I want to find out about 8-bit integers (kind = 1) in gfortran.
Apparently they seem to be signed and stored as "two's complement". When you give the integer a value, you can view the bits like so:

integer(kind = 1) I
integer numbit(8) ! stores the bit values as 0 or 1's

I = 5
do j= 1,8
numbit(i) = ibits(I,j-1,1)
enddo
write(*,*) 'bits: ', numbit

...where here IBITS is extracting 1 bit from I at position j-1 and returning it as an integer with the bit value right-justified and the rest of the bits 0. So "1" at position j-1 is returned by ibits(I,j-1,1) as "00000001" which has integer value 1.

Alternatively, I could do this:

integer(kind = 1) I
integer numbit(8) ! stores the bit values as 0 or 1's

I = 5
do j= 1,8
numbit(i) = btest(I,j-1)
enddo
write(*,*) 'bits: ', numbit

...where BTEST returns .true. if the bit in position j-1 is "1", and .false. otherwise. This is implicitly converted to an integer by the gfortran compiler (but not without warnings at compile time), where .true. => 1 and .false. => 0.

Both of these return:
bits: 1 0 1 0 0 0 0 0

I guess the take-home message is that when you write out a bit-string, eg.
5 = [0101]
then the right-most bit is addressed as bit 0, and in general, bit number 1 is the second bit as you move left, etc.

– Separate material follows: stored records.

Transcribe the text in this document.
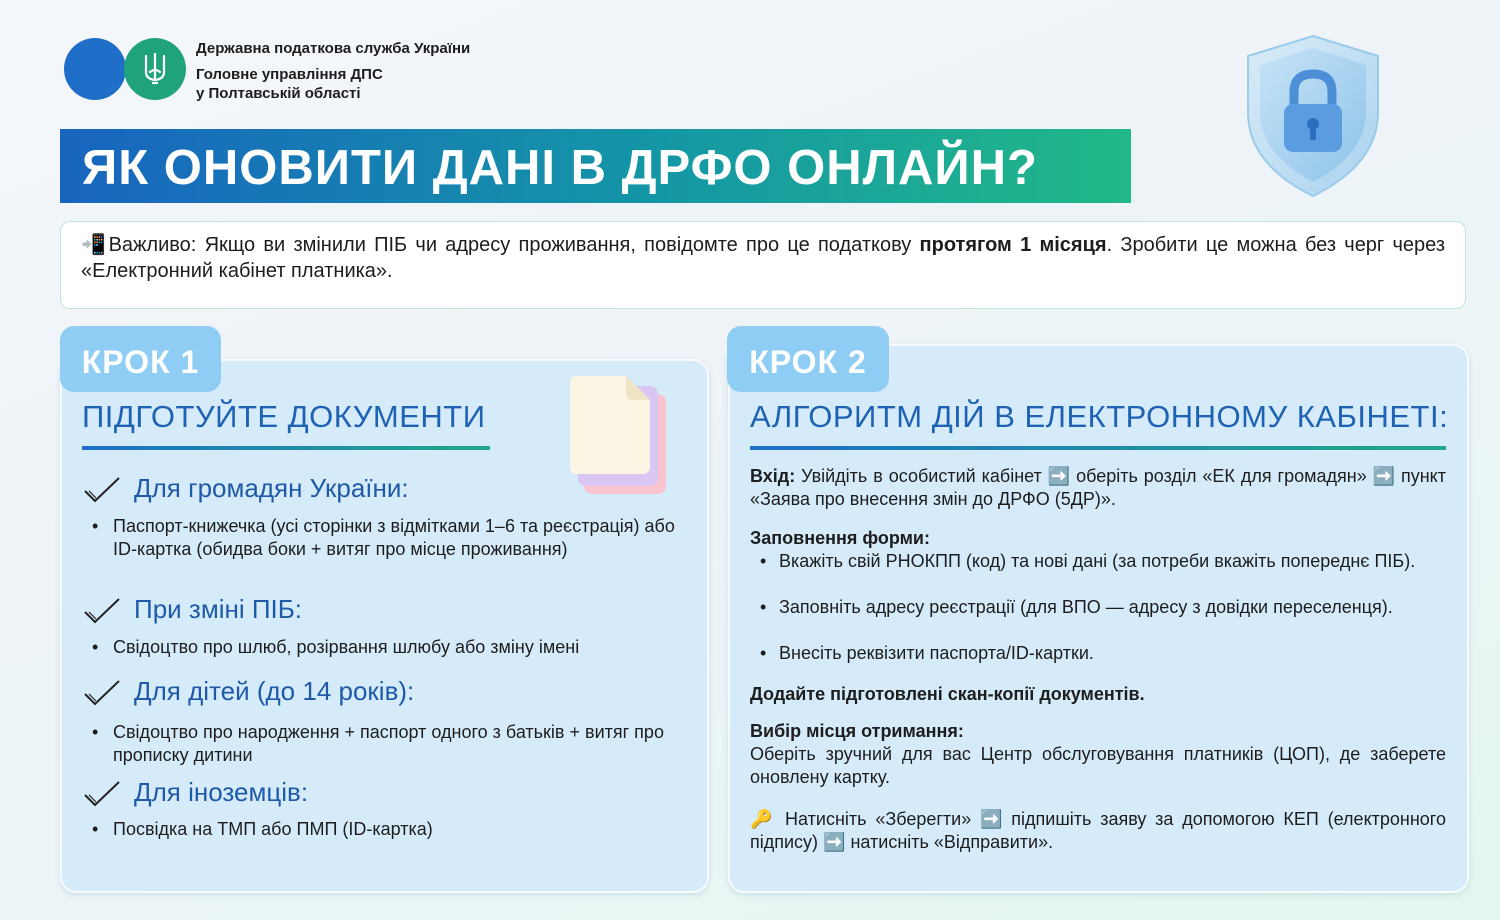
Державна податкова служба України
Головне управління ДПС
у Полтавській області
ЯК ОНОВИТИ ДАНІ В ДРФО ОНЛАЙН?
📲Важливо: Якщо ви змінили ПІБ чи адресу проживання, повідомте про це податкову протягом 1 місяця. Зробити це можна без черг через «Електронний кабінет платника».
КРОК 1
ПІДГОТУЙТЕ ДОКУМЕНТИ
Для громадян України:
• Паспорт-книжечка (усі сторінки з відмітками 1–6 та реєстрація) або ID-картка (обидва боки + витяг про місце проживання)
При зміні ПІБ:
• Свідоцтво про шлюб, розірвання шлюбу або зміну імені
Для дітей (до 14 років):
• Свідоцтво про народження + паспорт одного з батьків + витяг про прописку дитини
Для іноземців:
• Посвідка на ТМП або ПМП (ID-картка)
КРОК 2
АЛГОРИТМ ДІЙ В ЕЛЕКТРОННОМУ КАБІНЕТІ:
Вхід: Увійдіть в особистий кабінет ➡️ оберіть розділ «ЕК для громадян» ➡️ пункт «Заява про внесення змін до ДРФО (5ДР)».
Заповнення форми:
• Вкажіть свій РНОКПП (код) та нові дані (за потреби вкажіть попереднє ПІБ).
• Заповніть адресу реєстрації (для ВПО — адресу з довідки переселенця).
• Внесіть реквізити паспорта/ID-картки.
Додайте підготовлені скан-копії документів.
Вибір місця отримання:
Оберіть зручний для вас Центр обслуговування платників (ЦОП), де заберете оновлену картку.
🔑 Натисніть «Зберегти» ➡️ підпишіть заяву за допомогою КЕП (електронного підпису) ➡️ натисніть «Відправити».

So if you start with all bits set to zero, you can use IBSET to set certain bits to 1 and get whatever number you fancy...

I = 0 ! [00000000]
I = ibset(I,0) ! [00000001]
I = ibset(I,2) ! [00000101]
write(*,*) 'I = ', I

... and we get I = 5, as intended.

I guess this is a stupid post, but it wasn't obvious to me that the bit string would be numbered from the right starting at index 0. The default index for matrices in Fortran 95 starts at 1. Ho hum.